Tuesday, July 15, 2014

Robert Florey, The French Expressionist

Robert Florey, if you are longing for a quick five minute education in the history of old-time movies, was the screenwriter of the original 
Frankenstein (1931, Boris Karloff), the director of the first Marx Brothers movie, The Cocoanuts (1929), Murders in the Rue Morgue (1932, Bela Lugosi), This Way Please (1937, Fibber McGee and Molly), the first of fourteen Boston Blackie movies starring Chester Morris, The Face Behind the Mask (1941, Peter Lorre), Tarzan and the Mermaids (1948, Johnny Weissmuller), and directed hundreds of television programs including M SquadAlfred Hitchcock PresentsThe UntouchablesThe Twilight ZoneThe Outer LimitsThe Untouchables.... well, you've probably seen the name more times than you can remember.

During almost half a century in the movies, from 1916 to 1963, Robert Florey directed 65 features and 220 television films at most of the major studios from Paramount to Warner Brothers to Universal. His greatest success came in thrillers, yet he displayed his skill with many genres and renowned comedies. He was always known as an artist, gaining fame through his experimental shorts, beginning with The Life and Death of 9413 -- A Hollywood Extra, and his features remained distinctive for integrating European filmmaking styles into the Hollywood studio system. 

Author Brian Taves took advantage of numerous primary sources, including studio archives, interviews with associates, and access to all of Florey's personal papers. Thoroughly analyzing and locating Florey's films within the context of the times, relating them to such topics as the influence of expressionism and other techniques, the realm of the "B" film, the position of the contract director in the studio system, and the transition of movie talent to television are all covered within a single volume, Robert Florey: The French Expressionist

Back in 1981, When Taves began the book as a Master's thesis at the University of Southern California, Florey passed away a mere two years earlier. Most of the film community knew him for three mainstream pictures, Frankenstein (1931), The Cocoanuts (1929) and Murders in the Rue Morgue (1932). Thanks to recent technology and the home video market, films such as God is My Co-Pilot (1945) and Lady Gangster (1942) have been re-explored by a community that craves not such social history captured on celluloid, but the artists behind the motion-pictures. Florey's avant-garde films made between 1927 and 1929 have emerged and are now more widely seen than in their own time. The last surviving print of Skyscraper Symphony (1929) was located at Gosfilmofond to receive acclaim at Le Giornate del Cinema Muto in Italy, followed by a DVD release in a National Film Preservation Board collection. The Love of Zero (1927), preserved but largely unseen in archival vaults, also received a DVD release, and both are now viewed alongside The Life and Death of 9413 -- A Hollywood Extra (1928), a staple of film study for decades. 

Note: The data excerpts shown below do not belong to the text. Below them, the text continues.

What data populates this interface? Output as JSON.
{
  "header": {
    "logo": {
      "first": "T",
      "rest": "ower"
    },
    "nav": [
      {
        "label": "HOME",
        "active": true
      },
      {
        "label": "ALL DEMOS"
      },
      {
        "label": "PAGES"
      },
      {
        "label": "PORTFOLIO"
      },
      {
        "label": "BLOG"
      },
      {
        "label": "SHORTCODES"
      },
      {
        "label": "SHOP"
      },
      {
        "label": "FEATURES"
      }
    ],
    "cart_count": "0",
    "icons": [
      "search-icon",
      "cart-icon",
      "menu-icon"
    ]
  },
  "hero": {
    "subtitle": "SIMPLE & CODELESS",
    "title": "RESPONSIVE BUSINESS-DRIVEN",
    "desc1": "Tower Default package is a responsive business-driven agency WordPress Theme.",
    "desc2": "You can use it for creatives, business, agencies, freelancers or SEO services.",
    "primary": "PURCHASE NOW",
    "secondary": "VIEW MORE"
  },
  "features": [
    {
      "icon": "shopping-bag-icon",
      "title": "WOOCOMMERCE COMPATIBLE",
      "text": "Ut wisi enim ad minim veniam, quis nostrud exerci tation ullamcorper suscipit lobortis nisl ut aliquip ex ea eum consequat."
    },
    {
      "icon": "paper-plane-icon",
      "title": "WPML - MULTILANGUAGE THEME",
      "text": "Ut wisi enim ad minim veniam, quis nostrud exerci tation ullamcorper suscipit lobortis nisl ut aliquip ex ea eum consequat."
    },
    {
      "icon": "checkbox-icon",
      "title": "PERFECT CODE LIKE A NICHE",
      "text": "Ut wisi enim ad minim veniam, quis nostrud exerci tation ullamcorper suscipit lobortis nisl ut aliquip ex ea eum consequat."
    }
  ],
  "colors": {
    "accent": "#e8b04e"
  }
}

As Brian Taves remarks in the preface, "There is no longer any question of Florey's contribution to the emergence of American experimental filmmaking."

The book went out-of-print in 1995 and thanks to the dedicated hopefuls at Bear Manor Media, an expanded edition was recently published for a new generation to re-explore the works of Robert Florey. Over the years since writing the first book, Taves authored a number of articles and chapters in anthologies, filling in various gaps. A movie would become accessible and to include more extensive details with broader context adds more to the expanded edition. Print information that was not possible to be included in the book years ago in now incorporated. My copy arrived in the mail this week and I spent the good part of an hour reading trivial bits that I know now what to look out for the next time I watch Murders in the Rue Morgue (1932). I haven't seen the film in more than 20 years so I think this October I'll be catching up on that classic.


For those who are attending the Mid Atlantic Nostalgia Convention this Septenber: Brian Taves will be among the guests. A limited number of copies of his book will be available on the Bear Manor Media table. Make sure to grab your copy and get it autographed during the weekend. Taking time to read the book from the front cover to the back cover, and a week or so reviewing some of his motion-pictures, will give you a deeper appreciation of the craft and the man behind the camera.